Lots of people gave their lives for people to be free to call their democratically elected leader "dude". Unless you're interacting with the president in a professional context, it shouldn't matter at all what you call him (barring certain epithets and "Hitler").
How about "Your Dudeness" or "El Duderino", if you're not into the whole brevity thing? Petty namecalling is stupid, but "dude" is a sign of (modest) respect.
Seriously, as a foreigner I reckon that the office of the President of the United States needs to be taken down a few notches. I mean, I accept that the dude needs a private jet, but does it really have to be a 747 and called Air Force One? I accept that the dude needs a limo instead of driving himself around, but does it really need to be a custom-built limo? I accept that the guy can have a nice executive mansion, but does he really need his own seal, his own theme tune and a standing ovation every time he shows up to talk to Congress?

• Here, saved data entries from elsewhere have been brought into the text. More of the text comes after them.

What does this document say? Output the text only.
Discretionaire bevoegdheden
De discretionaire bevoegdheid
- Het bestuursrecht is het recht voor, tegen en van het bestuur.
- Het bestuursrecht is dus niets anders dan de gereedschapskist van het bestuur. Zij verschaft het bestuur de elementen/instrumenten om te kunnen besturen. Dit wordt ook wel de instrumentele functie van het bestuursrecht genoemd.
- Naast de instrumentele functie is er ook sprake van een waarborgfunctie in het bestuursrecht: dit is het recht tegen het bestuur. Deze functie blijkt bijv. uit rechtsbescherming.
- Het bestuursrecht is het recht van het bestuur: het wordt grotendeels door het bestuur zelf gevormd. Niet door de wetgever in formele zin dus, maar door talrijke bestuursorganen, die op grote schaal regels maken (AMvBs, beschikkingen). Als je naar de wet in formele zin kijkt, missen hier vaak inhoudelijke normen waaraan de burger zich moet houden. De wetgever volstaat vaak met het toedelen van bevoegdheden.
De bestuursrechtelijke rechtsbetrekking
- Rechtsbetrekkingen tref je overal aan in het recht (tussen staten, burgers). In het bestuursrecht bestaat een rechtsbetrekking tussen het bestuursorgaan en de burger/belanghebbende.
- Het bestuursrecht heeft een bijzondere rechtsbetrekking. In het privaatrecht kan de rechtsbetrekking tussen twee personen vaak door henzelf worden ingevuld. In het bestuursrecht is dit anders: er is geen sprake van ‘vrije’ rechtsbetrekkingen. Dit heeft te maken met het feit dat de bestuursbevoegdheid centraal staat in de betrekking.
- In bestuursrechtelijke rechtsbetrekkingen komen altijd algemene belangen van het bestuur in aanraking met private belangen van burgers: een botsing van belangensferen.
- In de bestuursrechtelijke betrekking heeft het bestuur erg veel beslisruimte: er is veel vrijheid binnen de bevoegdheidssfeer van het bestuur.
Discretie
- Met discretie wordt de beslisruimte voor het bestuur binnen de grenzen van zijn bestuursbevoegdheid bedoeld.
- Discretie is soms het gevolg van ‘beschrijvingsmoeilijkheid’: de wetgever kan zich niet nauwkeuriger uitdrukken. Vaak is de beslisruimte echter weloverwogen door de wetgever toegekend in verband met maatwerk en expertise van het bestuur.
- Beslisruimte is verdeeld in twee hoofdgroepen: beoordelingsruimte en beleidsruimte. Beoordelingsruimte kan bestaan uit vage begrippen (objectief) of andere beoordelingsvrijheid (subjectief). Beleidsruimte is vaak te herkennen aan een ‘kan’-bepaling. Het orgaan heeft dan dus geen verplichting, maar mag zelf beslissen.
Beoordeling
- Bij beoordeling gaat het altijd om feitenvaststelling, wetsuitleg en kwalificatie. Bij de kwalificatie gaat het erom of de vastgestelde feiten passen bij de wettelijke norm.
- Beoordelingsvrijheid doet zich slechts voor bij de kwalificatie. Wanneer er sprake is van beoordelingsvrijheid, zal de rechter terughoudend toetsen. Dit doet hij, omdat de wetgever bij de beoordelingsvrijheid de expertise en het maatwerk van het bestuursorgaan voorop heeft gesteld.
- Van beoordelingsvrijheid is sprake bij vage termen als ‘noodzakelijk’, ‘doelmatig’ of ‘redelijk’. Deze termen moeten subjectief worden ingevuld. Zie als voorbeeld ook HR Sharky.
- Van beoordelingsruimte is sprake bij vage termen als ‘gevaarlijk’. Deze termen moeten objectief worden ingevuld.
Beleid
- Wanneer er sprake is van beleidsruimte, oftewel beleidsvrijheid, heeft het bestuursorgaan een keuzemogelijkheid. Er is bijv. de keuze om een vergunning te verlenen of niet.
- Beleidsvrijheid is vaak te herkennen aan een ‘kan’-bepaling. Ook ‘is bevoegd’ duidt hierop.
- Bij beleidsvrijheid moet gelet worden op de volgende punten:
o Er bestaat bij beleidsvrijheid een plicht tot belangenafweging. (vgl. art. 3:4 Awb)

There's a difference between the need for more civil discourse and the need to address people by their titles. Uncivil discourse is unproductive, but I don't think "dude" is particularly uncivil. "King George" is.
Go over to Digg with drivel like this. You obviously dislike his policies but even when I disliked President Bush I still was respectful. Hacker News is a place for intelligent discussion and part of that is civilized discourse.
Your second sentence shows the depths of your ignorance of American politics. "this lame duck president" just passed a bill that liberals have been trying to pass for 30 years. Not exactly "in office but not in power". If you want to see what that looks like, see 2006-2008 of the Bush administration and their inability to pass ANYTHING.